Interaction between dopamine and its transporter: role of intracellular sodium ions and membrane potential

The present study addresses the effect of intracellular Na+ and membrane potential on the binding of dopamine (DA) to the dopamine transporter (DAT). Perforation of plasma membranes of DAT-expressing cells with gramicidin diminished DA uptake and decreased the potency (increases K-i) of DA in inhibiting the binding of cocaine analog [H-3]2beta-carbomethoxy-3beta-(4-fluorophenyl)tropane (CFT). It also compromised the ability of external Na+ to reduce DA K-i. No substantial effect on DA K-i was observed upon gramicidin treatment in Na+-free buffer, membrane depolarization with high [K+](o), or elevation of [Na+](i) with monensin under non-depolarizing conditions.
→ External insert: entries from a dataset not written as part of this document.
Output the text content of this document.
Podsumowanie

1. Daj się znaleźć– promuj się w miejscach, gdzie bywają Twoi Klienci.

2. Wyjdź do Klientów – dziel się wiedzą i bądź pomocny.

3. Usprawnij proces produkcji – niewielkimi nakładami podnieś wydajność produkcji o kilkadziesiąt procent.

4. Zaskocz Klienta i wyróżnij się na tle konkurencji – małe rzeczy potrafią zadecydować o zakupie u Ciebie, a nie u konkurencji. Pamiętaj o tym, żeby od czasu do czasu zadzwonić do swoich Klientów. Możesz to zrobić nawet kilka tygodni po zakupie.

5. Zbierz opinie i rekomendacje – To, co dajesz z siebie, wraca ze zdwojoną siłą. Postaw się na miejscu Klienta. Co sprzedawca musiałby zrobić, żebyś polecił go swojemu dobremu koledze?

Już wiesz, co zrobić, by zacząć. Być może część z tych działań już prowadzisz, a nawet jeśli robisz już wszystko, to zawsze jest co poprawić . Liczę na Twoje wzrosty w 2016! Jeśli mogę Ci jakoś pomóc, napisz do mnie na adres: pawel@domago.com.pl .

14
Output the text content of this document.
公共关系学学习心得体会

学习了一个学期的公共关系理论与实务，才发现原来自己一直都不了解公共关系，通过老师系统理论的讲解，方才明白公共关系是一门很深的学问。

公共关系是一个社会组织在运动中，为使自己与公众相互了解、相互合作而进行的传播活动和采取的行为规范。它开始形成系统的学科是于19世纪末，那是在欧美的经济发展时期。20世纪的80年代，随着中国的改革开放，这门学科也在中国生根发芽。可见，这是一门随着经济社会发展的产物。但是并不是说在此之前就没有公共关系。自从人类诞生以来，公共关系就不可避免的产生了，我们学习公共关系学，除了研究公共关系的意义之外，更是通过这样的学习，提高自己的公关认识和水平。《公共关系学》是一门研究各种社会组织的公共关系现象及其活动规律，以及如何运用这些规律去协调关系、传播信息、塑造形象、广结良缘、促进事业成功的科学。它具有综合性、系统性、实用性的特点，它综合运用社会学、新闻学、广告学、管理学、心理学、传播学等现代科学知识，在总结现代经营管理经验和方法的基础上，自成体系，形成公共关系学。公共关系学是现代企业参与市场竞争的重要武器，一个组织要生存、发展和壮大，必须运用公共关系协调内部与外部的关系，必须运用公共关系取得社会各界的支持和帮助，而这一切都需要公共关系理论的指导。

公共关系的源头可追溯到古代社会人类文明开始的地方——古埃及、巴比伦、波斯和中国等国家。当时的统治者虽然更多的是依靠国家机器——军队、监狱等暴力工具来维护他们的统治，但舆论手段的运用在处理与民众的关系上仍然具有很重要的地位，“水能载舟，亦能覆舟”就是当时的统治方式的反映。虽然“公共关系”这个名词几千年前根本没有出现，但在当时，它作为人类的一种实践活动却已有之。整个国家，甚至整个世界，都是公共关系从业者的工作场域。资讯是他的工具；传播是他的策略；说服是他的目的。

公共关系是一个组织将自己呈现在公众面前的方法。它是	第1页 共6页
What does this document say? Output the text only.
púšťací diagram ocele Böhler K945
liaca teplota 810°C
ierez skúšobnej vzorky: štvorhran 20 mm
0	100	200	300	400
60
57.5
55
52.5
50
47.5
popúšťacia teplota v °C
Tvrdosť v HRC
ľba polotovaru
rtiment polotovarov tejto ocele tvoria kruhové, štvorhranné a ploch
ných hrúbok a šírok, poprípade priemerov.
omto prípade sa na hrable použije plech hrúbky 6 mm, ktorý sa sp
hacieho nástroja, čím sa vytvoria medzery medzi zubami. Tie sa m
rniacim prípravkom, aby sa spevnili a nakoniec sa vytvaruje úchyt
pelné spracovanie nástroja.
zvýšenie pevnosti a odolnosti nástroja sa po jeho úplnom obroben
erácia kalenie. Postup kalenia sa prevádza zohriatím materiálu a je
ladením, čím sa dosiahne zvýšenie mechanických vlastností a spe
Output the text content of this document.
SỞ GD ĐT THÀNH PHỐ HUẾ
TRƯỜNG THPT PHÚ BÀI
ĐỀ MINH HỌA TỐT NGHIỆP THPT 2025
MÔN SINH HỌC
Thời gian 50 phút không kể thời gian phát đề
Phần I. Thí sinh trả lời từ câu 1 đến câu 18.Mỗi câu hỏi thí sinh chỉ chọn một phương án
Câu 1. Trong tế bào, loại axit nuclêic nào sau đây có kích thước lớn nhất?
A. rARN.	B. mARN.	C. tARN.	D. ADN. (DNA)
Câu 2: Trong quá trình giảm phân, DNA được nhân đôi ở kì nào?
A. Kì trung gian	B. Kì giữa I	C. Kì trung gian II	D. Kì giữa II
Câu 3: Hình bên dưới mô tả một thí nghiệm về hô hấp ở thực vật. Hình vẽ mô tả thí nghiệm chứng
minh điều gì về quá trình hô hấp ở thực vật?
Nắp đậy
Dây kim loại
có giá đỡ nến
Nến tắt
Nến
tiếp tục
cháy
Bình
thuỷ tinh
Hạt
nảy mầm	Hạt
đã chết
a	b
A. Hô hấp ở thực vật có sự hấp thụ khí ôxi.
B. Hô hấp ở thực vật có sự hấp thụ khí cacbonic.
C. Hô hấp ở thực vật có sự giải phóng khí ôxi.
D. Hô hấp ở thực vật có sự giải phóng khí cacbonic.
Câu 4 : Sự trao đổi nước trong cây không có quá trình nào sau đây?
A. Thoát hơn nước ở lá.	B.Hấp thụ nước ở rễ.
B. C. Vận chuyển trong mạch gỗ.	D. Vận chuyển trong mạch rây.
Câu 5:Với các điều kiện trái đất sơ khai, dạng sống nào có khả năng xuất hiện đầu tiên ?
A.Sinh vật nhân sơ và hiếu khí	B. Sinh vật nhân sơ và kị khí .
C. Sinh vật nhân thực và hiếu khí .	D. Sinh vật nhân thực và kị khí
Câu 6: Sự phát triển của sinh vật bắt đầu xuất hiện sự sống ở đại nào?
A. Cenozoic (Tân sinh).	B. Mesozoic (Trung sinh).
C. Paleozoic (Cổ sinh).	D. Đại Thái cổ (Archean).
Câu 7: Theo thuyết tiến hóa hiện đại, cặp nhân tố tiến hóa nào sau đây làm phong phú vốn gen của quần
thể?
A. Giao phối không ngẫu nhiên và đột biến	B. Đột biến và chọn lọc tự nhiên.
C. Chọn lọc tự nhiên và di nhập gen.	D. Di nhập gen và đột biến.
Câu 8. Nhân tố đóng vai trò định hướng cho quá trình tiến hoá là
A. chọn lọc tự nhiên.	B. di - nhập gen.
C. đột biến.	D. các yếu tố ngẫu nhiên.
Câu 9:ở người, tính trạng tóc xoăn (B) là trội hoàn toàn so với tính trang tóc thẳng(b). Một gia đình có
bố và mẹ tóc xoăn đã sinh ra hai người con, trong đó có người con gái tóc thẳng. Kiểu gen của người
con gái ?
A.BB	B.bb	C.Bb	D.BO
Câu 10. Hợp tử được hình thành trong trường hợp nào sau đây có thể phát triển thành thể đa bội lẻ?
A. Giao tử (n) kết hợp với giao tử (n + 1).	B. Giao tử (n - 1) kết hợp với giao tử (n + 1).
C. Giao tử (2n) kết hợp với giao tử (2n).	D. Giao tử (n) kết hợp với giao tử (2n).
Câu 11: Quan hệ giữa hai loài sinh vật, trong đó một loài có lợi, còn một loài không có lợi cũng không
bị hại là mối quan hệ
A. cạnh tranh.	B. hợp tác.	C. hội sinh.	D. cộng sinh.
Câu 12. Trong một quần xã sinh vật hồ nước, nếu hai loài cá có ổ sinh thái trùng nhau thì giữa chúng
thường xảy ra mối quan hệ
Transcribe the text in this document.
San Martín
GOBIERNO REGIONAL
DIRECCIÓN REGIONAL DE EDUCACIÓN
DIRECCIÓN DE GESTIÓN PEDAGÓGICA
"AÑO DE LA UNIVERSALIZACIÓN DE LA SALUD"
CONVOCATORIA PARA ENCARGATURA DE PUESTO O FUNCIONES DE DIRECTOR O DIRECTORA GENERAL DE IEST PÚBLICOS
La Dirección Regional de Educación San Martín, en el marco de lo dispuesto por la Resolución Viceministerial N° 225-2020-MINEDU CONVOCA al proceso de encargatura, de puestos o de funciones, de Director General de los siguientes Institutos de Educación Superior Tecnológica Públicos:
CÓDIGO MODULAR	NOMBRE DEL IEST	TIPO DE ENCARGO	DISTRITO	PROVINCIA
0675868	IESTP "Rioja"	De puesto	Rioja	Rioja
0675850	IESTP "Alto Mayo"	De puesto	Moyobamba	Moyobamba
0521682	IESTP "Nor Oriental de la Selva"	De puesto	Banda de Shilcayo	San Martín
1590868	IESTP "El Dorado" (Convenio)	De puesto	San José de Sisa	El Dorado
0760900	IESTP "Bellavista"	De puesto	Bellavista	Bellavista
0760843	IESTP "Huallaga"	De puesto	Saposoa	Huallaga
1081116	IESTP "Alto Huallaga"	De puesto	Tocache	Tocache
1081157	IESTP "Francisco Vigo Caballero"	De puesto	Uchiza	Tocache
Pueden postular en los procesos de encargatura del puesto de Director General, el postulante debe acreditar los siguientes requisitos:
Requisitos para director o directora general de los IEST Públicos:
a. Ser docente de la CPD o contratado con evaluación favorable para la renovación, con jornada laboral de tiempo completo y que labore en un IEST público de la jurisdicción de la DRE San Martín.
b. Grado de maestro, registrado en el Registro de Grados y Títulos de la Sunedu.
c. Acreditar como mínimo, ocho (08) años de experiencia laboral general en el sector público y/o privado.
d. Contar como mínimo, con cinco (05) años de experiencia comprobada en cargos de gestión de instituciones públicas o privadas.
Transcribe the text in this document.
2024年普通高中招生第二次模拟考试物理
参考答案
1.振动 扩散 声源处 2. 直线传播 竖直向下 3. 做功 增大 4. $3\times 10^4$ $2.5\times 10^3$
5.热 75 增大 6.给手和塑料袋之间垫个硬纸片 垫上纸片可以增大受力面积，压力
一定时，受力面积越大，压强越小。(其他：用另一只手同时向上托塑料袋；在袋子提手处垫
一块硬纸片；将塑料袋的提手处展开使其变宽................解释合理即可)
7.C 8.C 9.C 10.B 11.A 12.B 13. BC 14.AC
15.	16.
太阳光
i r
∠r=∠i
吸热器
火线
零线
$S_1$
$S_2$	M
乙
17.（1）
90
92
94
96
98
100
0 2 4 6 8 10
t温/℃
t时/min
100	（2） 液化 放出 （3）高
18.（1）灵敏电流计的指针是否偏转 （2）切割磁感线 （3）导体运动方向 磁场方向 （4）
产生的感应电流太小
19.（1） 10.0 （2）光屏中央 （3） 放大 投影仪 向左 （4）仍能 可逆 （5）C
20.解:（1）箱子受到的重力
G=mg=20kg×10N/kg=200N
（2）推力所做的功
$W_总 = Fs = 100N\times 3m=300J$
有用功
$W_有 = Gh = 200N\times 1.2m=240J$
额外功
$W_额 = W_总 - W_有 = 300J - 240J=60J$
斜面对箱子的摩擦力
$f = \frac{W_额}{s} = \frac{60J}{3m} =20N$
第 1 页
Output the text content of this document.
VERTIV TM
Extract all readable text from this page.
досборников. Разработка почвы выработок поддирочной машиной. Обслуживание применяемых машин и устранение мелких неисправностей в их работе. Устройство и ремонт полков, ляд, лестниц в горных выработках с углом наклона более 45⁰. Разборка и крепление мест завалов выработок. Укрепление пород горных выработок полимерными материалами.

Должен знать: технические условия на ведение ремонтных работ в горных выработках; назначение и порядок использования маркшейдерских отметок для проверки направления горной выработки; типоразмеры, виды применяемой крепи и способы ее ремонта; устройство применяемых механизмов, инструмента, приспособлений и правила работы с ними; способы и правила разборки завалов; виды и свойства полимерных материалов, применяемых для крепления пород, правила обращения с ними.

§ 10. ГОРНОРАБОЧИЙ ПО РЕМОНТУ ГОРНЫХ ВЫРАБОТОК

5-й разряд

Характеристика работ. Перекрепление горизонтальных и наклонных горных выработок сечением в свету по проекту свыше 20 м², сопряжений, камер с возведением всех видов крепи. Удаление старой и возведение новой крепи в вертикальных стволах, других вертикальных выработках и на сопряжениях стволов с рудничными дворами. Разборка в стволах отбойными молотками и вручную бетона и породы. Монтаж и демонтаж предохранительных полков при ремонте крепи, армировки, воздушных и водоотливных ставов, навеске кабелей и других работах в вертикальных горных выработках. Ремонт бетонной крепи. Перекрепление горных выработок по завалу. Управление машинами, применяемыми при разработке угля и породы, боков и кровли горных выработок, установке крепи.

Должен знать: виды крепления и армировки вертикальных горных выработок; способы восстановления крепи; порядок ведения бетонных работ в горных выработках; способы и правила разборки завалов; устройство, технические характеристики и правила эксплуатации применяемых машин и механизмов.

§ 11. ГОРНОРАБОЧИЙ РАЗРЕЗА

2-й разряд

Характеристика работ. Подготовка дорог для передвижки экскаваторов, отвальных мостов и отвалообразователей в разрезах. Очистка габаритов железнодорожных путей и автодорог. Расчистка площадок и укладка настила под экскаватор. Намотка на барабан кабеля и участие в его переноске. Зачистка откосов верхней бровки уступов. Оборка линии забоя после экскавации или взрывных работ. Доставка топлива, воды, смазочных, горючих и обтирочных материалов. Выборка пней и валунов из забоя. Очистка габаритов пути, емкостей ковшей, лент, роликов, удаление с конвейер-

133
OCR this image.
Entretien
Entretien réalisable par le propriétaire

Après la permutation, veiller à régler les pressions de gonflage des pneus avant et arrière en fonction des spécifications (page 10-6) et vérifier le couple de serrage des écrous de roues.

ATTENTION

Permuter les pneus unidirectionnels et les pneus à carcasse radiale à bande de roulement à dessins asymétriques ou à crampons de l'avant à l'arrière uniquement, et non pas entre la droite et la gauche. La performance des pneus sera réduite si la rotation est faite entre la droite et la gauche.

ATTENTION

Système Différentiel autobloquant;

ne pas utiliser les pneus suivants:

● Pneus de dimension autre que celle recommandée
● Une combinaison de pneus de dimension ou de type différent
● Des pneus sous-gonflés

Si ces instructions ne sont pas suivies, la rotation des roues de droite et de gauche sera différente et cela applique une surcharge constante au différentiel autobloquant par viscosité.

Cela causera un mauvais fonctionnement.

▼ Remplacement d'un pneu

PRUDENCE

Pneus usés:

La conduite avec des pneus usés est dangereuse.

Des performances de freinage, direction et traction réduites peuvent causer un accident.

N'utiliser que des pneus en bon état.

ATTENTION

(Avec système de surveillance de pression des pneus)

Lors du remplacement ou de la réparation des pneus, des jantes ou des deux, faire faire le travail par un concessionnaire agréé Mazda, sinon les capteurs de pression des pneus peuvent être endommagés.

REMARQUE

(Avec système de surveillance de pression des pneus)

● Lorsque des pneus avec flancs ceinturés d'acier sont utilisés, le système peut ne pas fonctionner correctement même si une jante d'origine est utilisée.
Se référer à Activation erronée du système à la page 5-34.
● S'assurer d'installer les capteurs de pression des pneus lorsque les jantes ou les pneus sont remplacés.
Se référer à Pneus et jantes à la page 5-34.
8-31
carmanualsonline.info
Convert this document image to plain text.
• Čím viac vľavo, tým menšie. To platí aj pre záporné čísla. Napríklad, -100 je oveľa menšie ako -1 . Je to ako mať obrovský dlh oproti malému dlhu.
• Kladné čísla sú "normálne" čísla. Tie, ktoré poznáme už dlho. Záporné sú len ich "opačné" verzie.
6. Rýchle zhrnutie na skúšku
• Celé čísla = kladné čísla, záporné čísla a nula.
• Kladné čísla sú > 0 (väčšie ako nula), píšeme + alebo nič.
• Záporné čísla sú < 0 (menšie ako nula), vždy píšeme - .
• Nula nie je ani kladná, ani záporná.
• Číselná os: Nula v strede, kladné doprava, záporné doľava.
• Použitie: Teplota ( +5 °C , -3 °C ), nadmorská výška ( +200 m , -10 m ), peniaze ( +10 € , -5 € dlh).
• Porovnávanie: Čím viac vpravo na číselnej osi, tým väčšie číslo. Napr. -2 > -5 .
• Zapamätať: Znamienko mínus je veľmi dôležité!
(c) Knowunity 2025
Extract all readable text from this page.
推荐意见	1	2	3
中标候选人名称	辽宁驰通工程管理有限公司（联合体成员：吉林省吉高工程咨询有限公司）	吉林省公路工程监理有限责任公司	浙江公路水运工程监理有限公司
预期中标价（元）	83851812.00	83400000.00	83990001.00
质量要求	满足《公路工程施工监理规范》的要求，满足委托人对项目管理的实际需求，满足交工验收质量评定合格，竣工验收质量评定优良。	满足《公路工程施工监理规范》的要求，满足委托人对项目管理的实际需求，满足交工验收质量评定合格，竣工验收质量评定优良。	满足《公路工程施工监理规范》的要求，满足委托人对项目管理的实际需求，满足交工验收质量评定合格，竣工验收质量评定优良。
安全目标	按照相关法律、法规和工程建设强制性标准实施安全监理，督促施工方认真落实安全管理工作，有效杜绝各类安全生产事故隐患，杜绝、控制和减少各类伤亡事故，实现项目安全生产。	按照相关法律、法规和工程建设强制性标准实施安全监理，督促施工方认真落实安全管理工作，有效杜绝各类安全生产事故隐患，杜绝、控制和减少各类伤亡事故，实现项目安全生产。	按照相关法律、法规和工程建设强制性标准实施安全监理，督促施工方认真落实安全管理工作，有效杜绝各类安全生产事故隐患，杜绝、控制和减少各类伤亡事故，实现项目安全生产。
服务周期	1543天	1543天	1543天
Elevation of DA K-i was greater at more positive potentials when [Na+](i) was raised to a similar level, or at higher [Na+](i) when the membrane was depolarized to a similar level. In cells expressing D313N DAT, DA K-i was significantly higher but less sensitive to gramicidin than that in wild-type (WT) cells. In contrast, DA K-i in cell-free membranes was insensitive to Na+, gramicidin, and D313N mutation. The data suggest that (i) intracellular Na+ plays a role in affecting the external access to DA binding sites at DAT on depolarized plasma membranes of cells, and (ii) access to DA binding sites in cell-free membranes may occur from the intracellular side of the membrane. Unlike DA binding, CFT binding to both cells and membranes was sensitive to Na+ and D313N mutation but insensitive to gramicidin, consistent with exclusively external access to sites that are different from but conformationally linked to those for DA.